O presidente Donald Trump ordenou o bloqueio naval no estreito de Hormuz, o que praticamente interrompeu o tráfego de navios na região. Antes do conflito entre Estados Unidos e Israel contra o Irã, a rota escoava cerca de 20% do petróleo e do gás natural liquefeito do mercado global.

O bloqueio começou às 11h desta segunda-feira (13), no horário de Brasília. Desde então, o fluxo, que já era reduzido, caiu ainda mais. Dados de monitoramento indicam que apenas dois navios ligados ao Irã tentaram cruzar o estreito, contra 14 no dia anterior e até 140 antes da guerra.

Trump afirmou que 34 embarcações atravessaram a região no domingo (12). No entanto, empresas de monitoramento, como a Kpler, contestam o número.

Segundo a plataforma MarineTraffic, cerca de 1.600 navios permanecem parados em ambos os lados do estreito. Assim, o bloqueio intensificou o impasse logístico em uma das rotas mais estratégicas do mundo.

Taxa imposta pelo Irã motivou decisão

No domingo, Trump determinou a medida contra embarcações que pagaram pedágio ao Irã para cruzar a região. Teerã havia criado uma rota alternativa dentro de suas águas territoriais, alegando segurança contra minas.

Com isso, petroleiros passaram a pagar cerca de US$ 1 por barril transportado, inclusive por meio de criptomoedas.
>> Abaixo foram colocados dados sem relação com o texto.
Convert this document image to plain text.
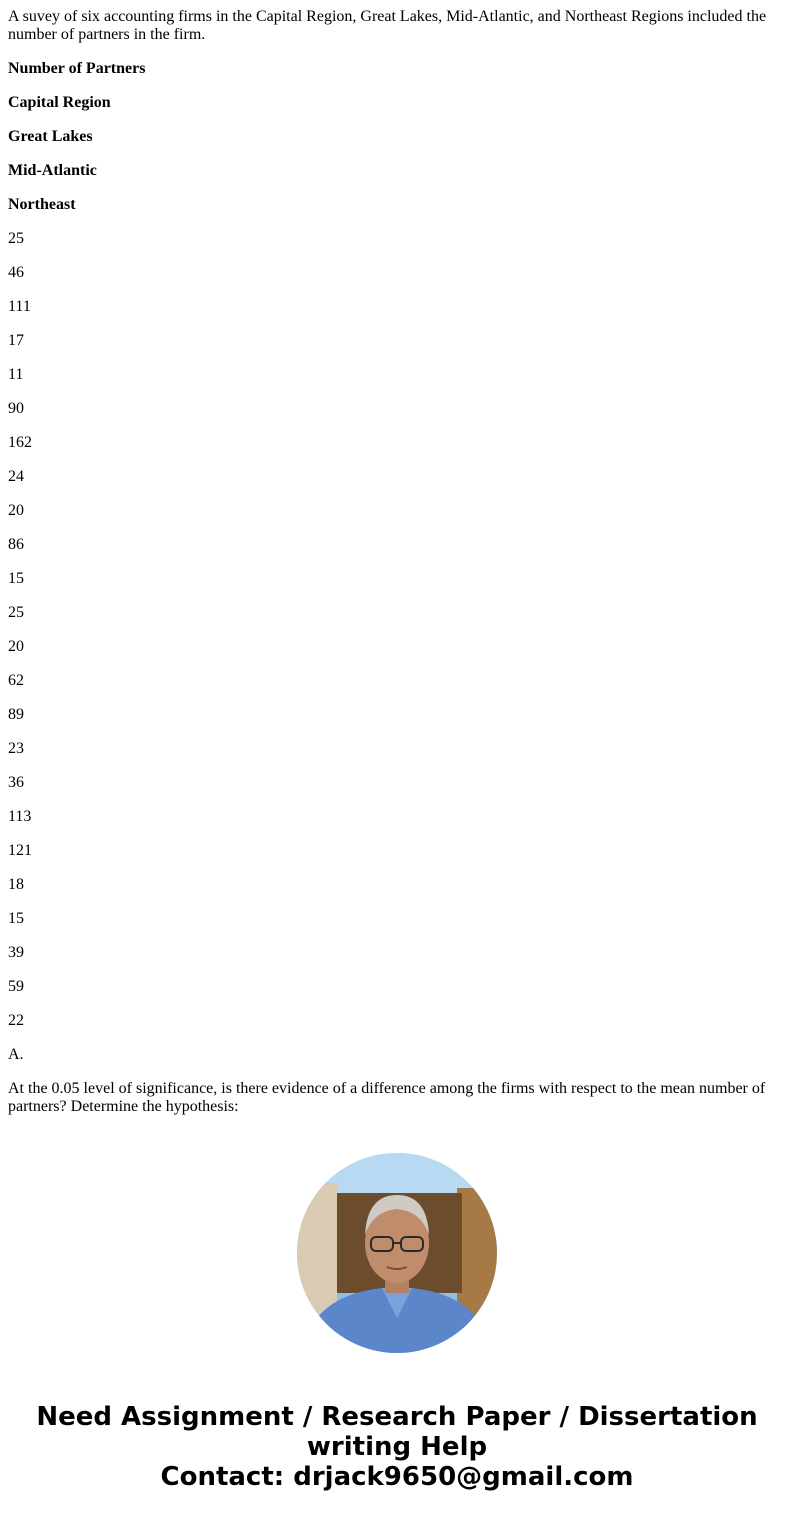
A suvey of six accounting firms in the Capital Region, Great Lakes, Mid-Atlantic, and Northeast Regions included the number of partners in the firm.

Number of Partners

Capital Region

Great Lakes

Mid-Atlantic

Northeast

25

46

111

17

11

90

162

24

20

86

15

25

20

62

89

23

36

113

121

18

15

39

59

22

A.

At the 0.05 level of significance, is there evidence of a difference among the firms with respect to the mean number of partners? Determine the hypothesis:

Need Assignment / Research Paper / Dissertation
writing Help
Contact: drjack9650@gmail.com
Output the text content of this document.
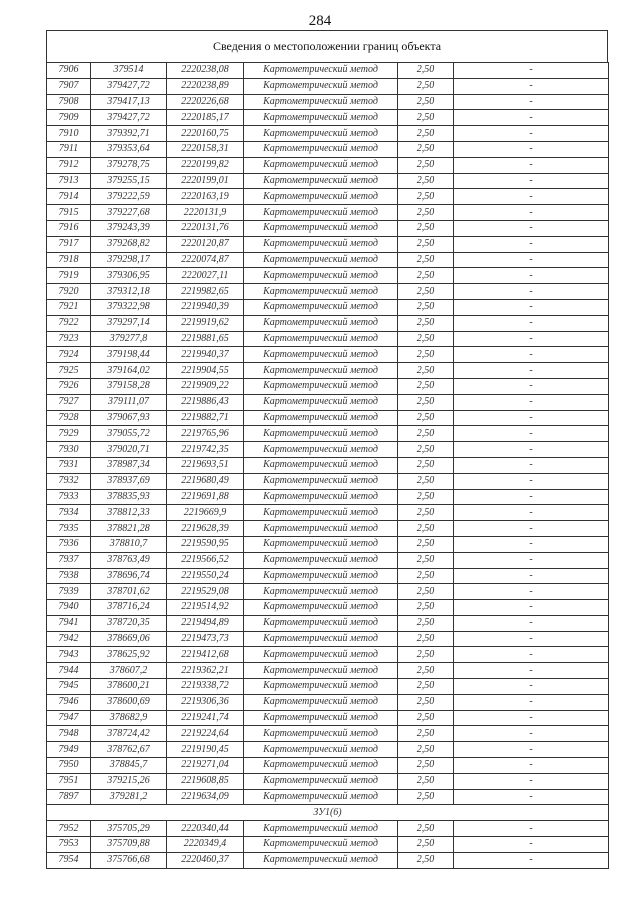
284
Сведения о местоположении границ объекта
7906	379514	2220238,08	Картометрический метод	2,50	-
7907	379427,72	2220238,89	Картометрический метод	2,50	-
7908	379417,13	2220226,68	Картометрический метод	2,50	-
7909	379427,72	2220185,17	Картометрический метод	2,50	-
7910	379392,71	2220160,75	Картометрический метод	2,50	-
7911	379353,64	2220158,31	Картометрический метод	2,50	-
7912	379278,75	2220199,82	Картометрический метод	2,50	-
7913	379255,15	2220199,01	Картометрический метод	2,50	-
7914	379222,59	2220163,19	Картометрический метод	2,50	-
7915	379227,68	2220131,9	Картометрический метод	2,50	-
7916	379243,39	2220131,76	Картометрический метод	2,50	-
7917	379268,82	2220120,87	Картометрический метод	2,50	-
7918	379298,17	2220074,87	Картометрический метод	2,50	-
7919	379306,95	2220027,11	Картометрический метод	2,50	-
7920	379312,18	2219982,65	Картометрический метод	2,50	-
7921	379322,98	2219940,39	Картометрический метод	2,50	-
7922	379297,14	2219919,62	Картометрический метод	2,50	-
7923	379277,8	2219881,65	Картометрический метод	2,50	-
7924	379198,44	2219940,37	Картометрический метод	2,50	-
7925	379164,02	2219904,55	Картометрический метод	2,50	-
7926	379158,28	2219909,22	Картометрический метод	2,50	-
7927	379111,07	2219886,43	Картометрический метод	2,50	-
7928	379067,93	2219882,71	Картометрический метод	2,50	-
7929	379055,72	2219765,96	Картометрический метод	2,50	-
7930	379020,71	2219742,35	Картометрический метод	2,50	-
7931	378987,34	2219693,51	Картометрический метод	2,50	-
7932	378937,69	2219680,49	Картометрический метод	2,50	-
7933	378835,93	2219691,88	Картометрический метод	2,50	-
7934	378812,33	2219669,9	Картометрический метод	2,50	-
7935	378821,28	2219628,39	Картометрический метод	2,50	-
7936	378810,7	2219590,95	Картометрический метод	2,50	-
7937	378763,49	2219566,52	Картометрический метод	2,50	-
7938	378696,74	2219550,24	Картометрический метод	2,50	-
7939	378701,62	2219529,08	Картометрический метод	2,50	-
7940	378716,24	2219514,92	Картометрический метод	2,50	-
7941	378720,35	2219494,89	Картометрический метод	2,50	-
7942	378669,06	2219473,73	Картометрический метод	2,50	-
7943	378625,92	2219412,68	Картометрический метод	2,50	-
7944	378607,2	2219362,21	Картометрический метод	2,50	-
7945	378600,21	2219338,72	Картометрический метод	2,50	-
7946	378600,69	2219306,36	Картометрический метод	2,50	-
7947	378682,9	2219241,74	Картометрический метод	2,50	-
7948	378724,42	2219224,64	Картометрический метод	2,50	-
7949	378762,67	2219190,45	Картометрический метод	2,50	-
7950	378845,7	2219271,04	Картометрический метод	2,50	-
7951	379215,26	2219608,85	Картометрический метод	2,50	-
7897	379281,2	2219634,09	Картометрический метод	2,50	-
ЗУ1(6)					
7952	375705,29	2220340,44	Картометрический метод	2,50	-
7953	375709,88	2220349,4	Картометрический метод	2,50	-
7954	375766,68	2220460,37	Картометрический метод	2,50	-
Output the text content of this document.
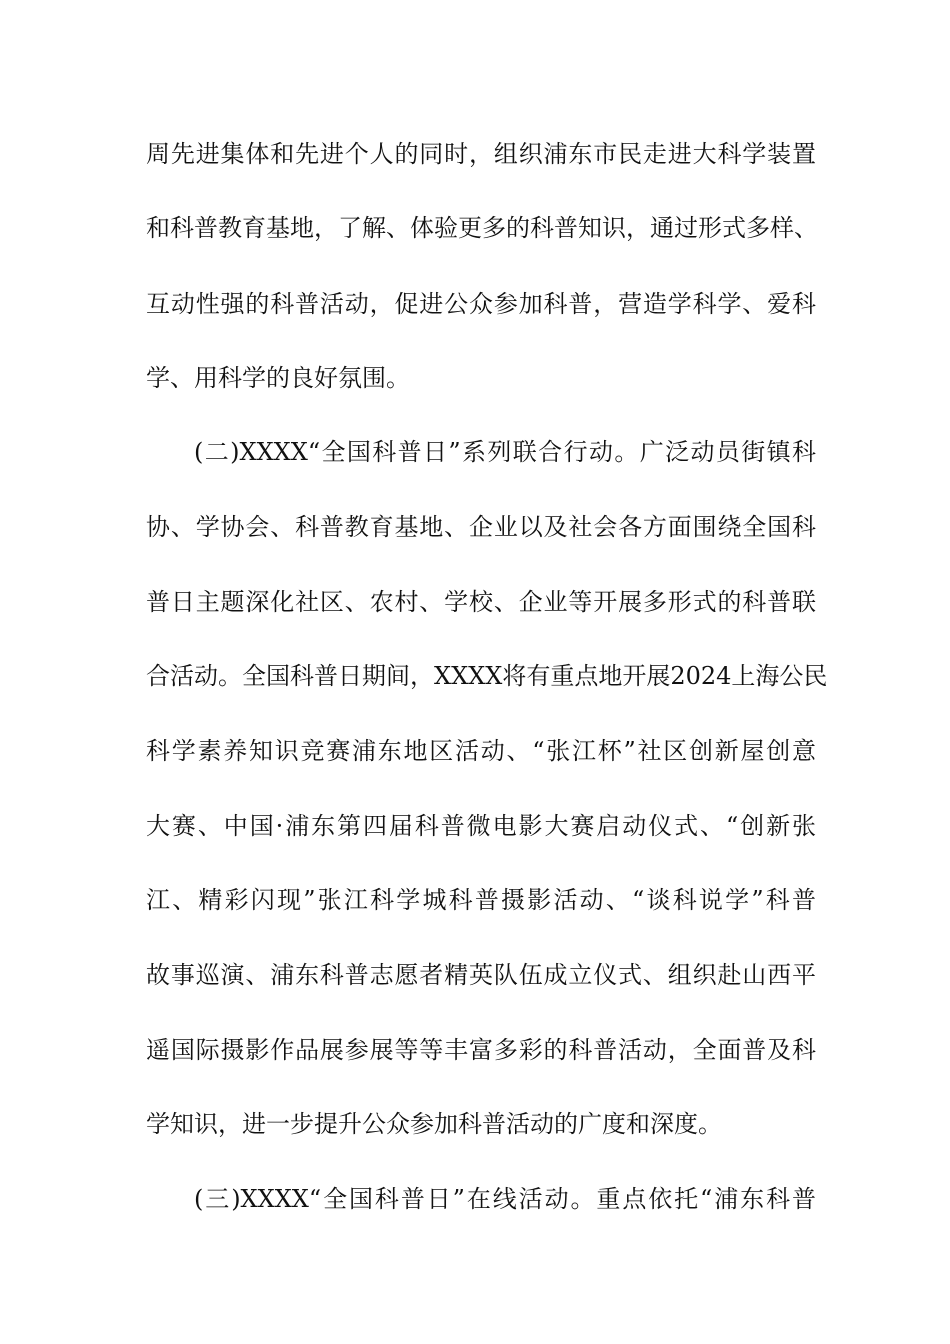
周先进集体和先进个人的同时，组织浦东市民走进大科学装置
和科普教育基地，了解、体验更多的科普知识，通过形式多样、
互动性强的科普活动，促进公众参加科普，营造学科学、爱科
学、用科学的良好氛围。
(二)XXXX“全国科普日”系列联合行动。广泛动员街镇科
协、学协会、科普教育基地、企业以及社会各方面围绕全国科
普日主题深化社区、农村、学校、企业等开展多形式的科普联
合活动。全国科普日期间，XXXX将有重点地开展2024上海公民
科学素养知识竞赛浦东地区活动、“张江杯”社区创新屋创意
大赛、中国·浦东第四届科普微电影大赛启动仪式、“创新张
江、精彩闪现”张江科学城科普摄影活动、“谈科说学”科普
故事巡演、浦东科普志愿者精英队伍成立仪式、组织赴山西平
遥国际摄影作品展参展等等丰富多彩的科普活动，全面普及科
学知识，进一步提升公众参加科普活动的广度和深度。
(三)XXXX“全国科普日”在线活动。重点依托“浦东科普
Após o fracasso das negociações diretas entre EUA e Irã no Paquistão, o governo americano anunciou o bloqueio.

Marinha dos EUA detalha operação

A Marinha dos Estados Unidos informou que irá interceptar navios com origem ou destino a portos iranianos. No entanto, a corporação esclareceu que o bloqueio não impede o trânsito neutro para destinos não iranianos.

Na prática, navios de guerra patrulham a área e orientam embarcações comerciais a interromper a rota. Caso não haja cooperação, forças americanas podem realizar abordagens com lanchas e helicópteros. Em situações extremas, o uso da força não está descartado.
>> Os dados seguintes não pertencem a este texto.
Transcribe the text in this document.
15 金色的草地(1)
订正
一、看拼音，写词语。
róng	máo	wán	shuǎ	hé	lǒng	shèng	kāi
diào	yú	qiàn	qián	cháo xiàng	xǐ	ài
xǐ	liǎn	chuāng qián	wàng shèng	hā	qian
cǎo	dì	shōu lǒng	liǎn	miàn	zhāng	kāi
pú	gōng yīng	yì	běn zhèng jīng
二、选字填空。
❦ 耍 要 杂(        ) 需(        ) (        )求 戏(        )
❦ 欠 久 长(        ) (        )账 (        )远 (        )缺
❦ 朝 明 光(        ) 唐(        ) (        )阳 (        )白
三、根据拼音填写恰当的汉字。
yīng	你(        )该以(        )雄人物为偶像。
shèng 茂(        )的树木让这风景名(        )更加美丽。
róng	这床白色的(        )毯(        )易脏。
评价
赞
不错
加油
Trump reforçou o tom ao declarar que qualquer embarcação iraniana hostil será “eliminada”.

Legalidade do bloqueio gera questionamentos

Embora o bloqueio naval seja previsto em cenários de guerra, especialistas apontam dúvidas jurídicas. Isso ocorre porque Estados Unidos e Irã mantêm uma trégua, o que torna a medida controversa no direito internacional.

Além disso, o impacto econômico preocupa. Em tempos de paz, cerca de 90% do petróleo iraniano segue para a China, principal destino da produção, muitas vezes por rotas indiretas.

Tensão cresce entre EUA, Irã e aliados

Trump afirmou que conta com apoio internacional, mas aliados europeus demonstraram resistência. O Reino Unido e a França discutem o tema, porém o premiê Keir Starmer afirmou que “esta não é nossa guerra”.

Enquanto isso, o governo iraniano classificou o bloqueio como “ridículo” e indicou que manterá sua estratégia de navegação. Teerã também alertou que qualquer ação militar em Hormuz pode violar o cessar-fogo.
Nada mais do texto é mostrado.